この日、店主は冬でもないのに毛糸の帽子をかぶり、木製の机で書類に向かっていた。横にそろばんが置いてあった。彼は橋本の父親で、もう20年以上、ここで古本を売ってきた。
「こんにちわぁ〜」
新道と菜穂は2人揃ってのんきな挨拶をした。店主は顔を上げ、
「おう、おはよう」
と言った。この2人にはすっかり慣れていた。店の奥では息子の橋本旭が、キルケゴールの『不安の概念』を読んでいた。かなり古い本で、表紙は黄ばみ、題名は右から左に印字されていた。

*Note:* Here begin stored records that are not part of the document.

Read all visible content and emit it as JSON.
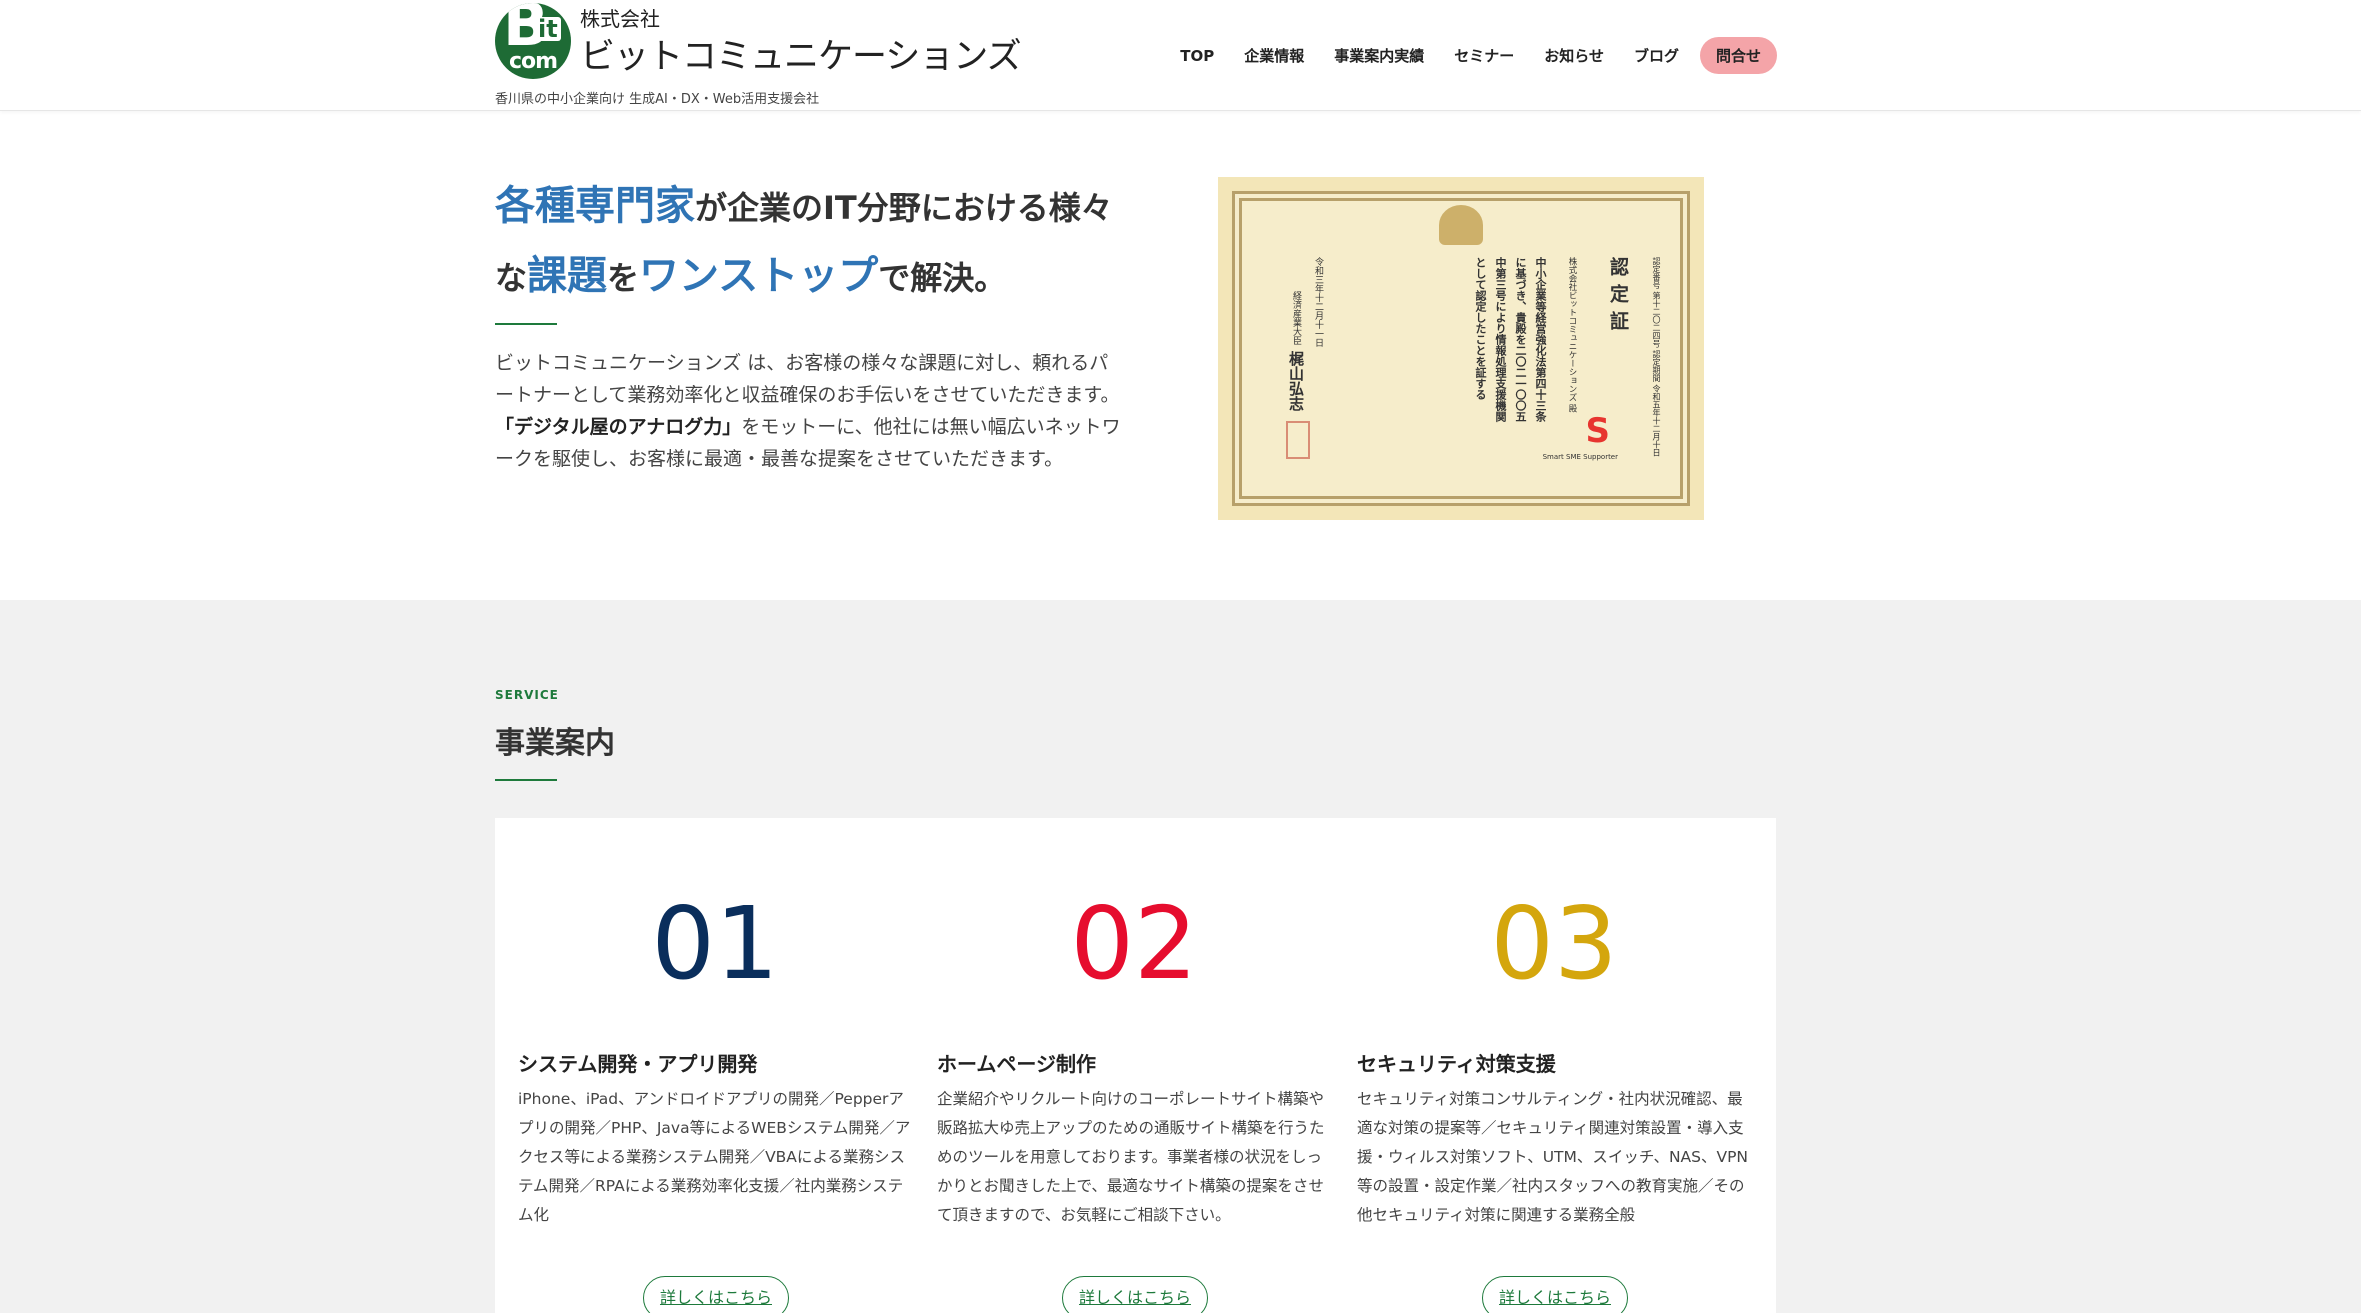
{
  "header": {
    "company_prefix": "株式会社",
    "company_name": "ビットコミュニケーションズ",
    "tagline": "香川県の中小企業向け 生成AI・DX・Web活用支援会社",
    "logo_letters": {
      "b": "B",
      "it": "it",
      "com": "com"
    },
    "nav": [
      "TOP",
      "企業情報",
      "事業案内実績",
      "セミナー",
      "お知らせ",
      "ブログ"
    ],
    "contact_label": "問合せ"
  },
  "hero": {
    "title_parts": {
      "p1": "各種専門家",
      "p2": "が企業のIT分野における様々な",
      "p3": "課題",
      "p4": "を",
      "p5": "ワンストップ",
      "p6": "で解決。"
    },
    "desc1": "ビットコミュニケーションズ は、お客様の様々な課題に対し、頼れるパートナーとして業務効率化と収益確保のお手伝いをさせていただきます。",
    "desc2_strong": "「デジタル屋のアナログ力」",
    "desc2_rest": "をモットーに、他社には無い幅広いネットワークを駆使し、お客様に最適・最善な提案をさせていただきます。"
  },
  "certificate": {
    "title": "認定証",
    "number": "認定番号 第十二〇二四号 認定期間 令和五年十二月十日",
    "company": "株式会社ビットコミュニケーションズ 殿",
    "line1": "中小企業等経営強化法第四十三条",
    "line2": "に基づき、貴殿を二〇二一〇〇五",
    "line3": "中第三号により情報処理支援機関",
    "line4": "として認定したことを証する",
    "date": "令和三年十二月十一日",
    "issuer": "経済産業大臣",
    "signer": "梶山弘志",
    "badge_letter": "S",
    "badge_text": "Smart SME Supporter"
  },
  "service": {
    "label": "SERVICE",
    "title": "事業案内",
    "items": [
      {
        "num": "01",
        "color": "#0a2e5c",
        "title": "システム開発・アプリ開発",
        "text": "iPhone、iPad、アンドロイドアプリの開発／Pepperアプリの開発／PHP、Java等によるWEBシステム開発／アクセス等による業務システム開発／VBAによる業務システム開発／RPAによる業務効率化支援／社内業務システム化",
        "more": "詳しくはこちら"
      },
      {
        "num": "02",
        "color": "#e60d2e",
        "title": "ホームページ制作",
        "text": "企業紹介やリクルート向けのコーポレートサイト構築や販路拡大ゆ売上アップのための通販サイト構築を行うためのツールを用意しております。事業者様の状況をしっかりとお聞きした上で、最適なサイト構築の提案をさせて頂きますので、お気軽にご相談下さい。",
        "more": "詳しくはこちら"
      },
      {
        "num": "03",
        "color": "#d4a60d",
        "title": "セキュリティ対策支援",
        "text": "セキュリティ対策コンサルティング・社内状況確認、最適な対策の提案等／セキュリティ関連対策設置・導入支援・ウィルス対策ソフト、UTM、スイッチ、NAS、VPN等の設置・設定作業／社内スタッフへの教育実施／その他セキュリティ対策に関連する業務全般",
        "more": "詳しくはこちら"
      }
    ]
  }
}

菜穂は、松谷みよ子の本を手に取ったかと思えば、次は瀬戸内晴美に手を伸ばしたりと、何を求めているのかわからない本の選び方をしていた。新道は角の方に行き、『明治百年美術館』を勝手に紙ケースから出して、絵ばっかり見ていた。
「おい」
しばらく2人を観察していた橋本が声を上げた。
「お前ら何しに来てんだよ。古本屋は遊園地じゃないんだぞ」
「昨日夜中まで本を読んでたんだよ」
新道が本を紙ケースに入れながら言った。
「少し別なものが見たくなっただけだよ」
「あ、星新一が増えてる」
菜穂が笑った。
「まとめて売りに来た客がいてなあ」
店主がのんびりした声で言った。
「お前、あれくらい読むのに何日かかってんだよ」
橋本が新道に文句を言った。
「だってあれ分厚いうえに何冊もあるじゃないか!」
新道がたまりかねて叫んだ。
「まあまあ、いいじゃねえか」
店主がなだめに入った。
「本なんてのはな、ゆ〜っくり読みゃいいんだ。その方がわかる。旭みたいに何でも流し読みして頭に入っとらんのが一番よくない」
「頭にはちゃんと入ってるよ。うっせえなあ」
橋本は奥に引っ込んだ。
「ナホちゃん、何を探してるの?」
新道が菜穂に尋ねた。
「なんとなく見てるだけ。不思議ねえ。もう何十年も何百年も前の人が考えたことが、世界中からここに集まっているの。なんとなく手に取ったら──」
菜穂が本棚から一冊抜いた。『カフカの恋人ミレナ』という本だった。
「カフカってどこの人だっけ」
「チェコだな」
店主が答えた。
「小説はドイツ語で書いてたんだったかな、忘れた」
新道はチェコもカフカもドイツも知らなかったので、悲しい顔をした。
「アパートに戻ってお勉強しましょ」
菜穂が新道に言い、新道は『うん』と言った。2人は店主に挨拶をして出て行った。
「おい旭」
店主が息子に声をかけた。
「あの2人はずいぶん仲良しじゃねえか」
橋本は本を読むふりをして返事をしなかった。店主は、今年になって初めて息子が『友達』を店に連れてきたので、興味津々だった。今までこんなことは一度もなかった。息子は嫌われ者で、友達なんているわけないと思っていた。初島医院のお嬢様以外は。
「お前、友達にはもっと優しく話せ。ものの言い方が乱暴すぎるべ」
「うっせえなあ」
橋本はいらだった様子で立ち上がると、店を出ていってしまった。
やれやれ、最近いつもこれだ。店主は帳簿をつけながら笑みを浮かべた。いつもはどこかをほっつき歩いて帰って来ないくせに、あの2人が来そうな時間には必ず店にいやがる。何を考えているのかは一目瞭然だ。
自分も誰かと仲良くしたいのだ。そうに決まっている。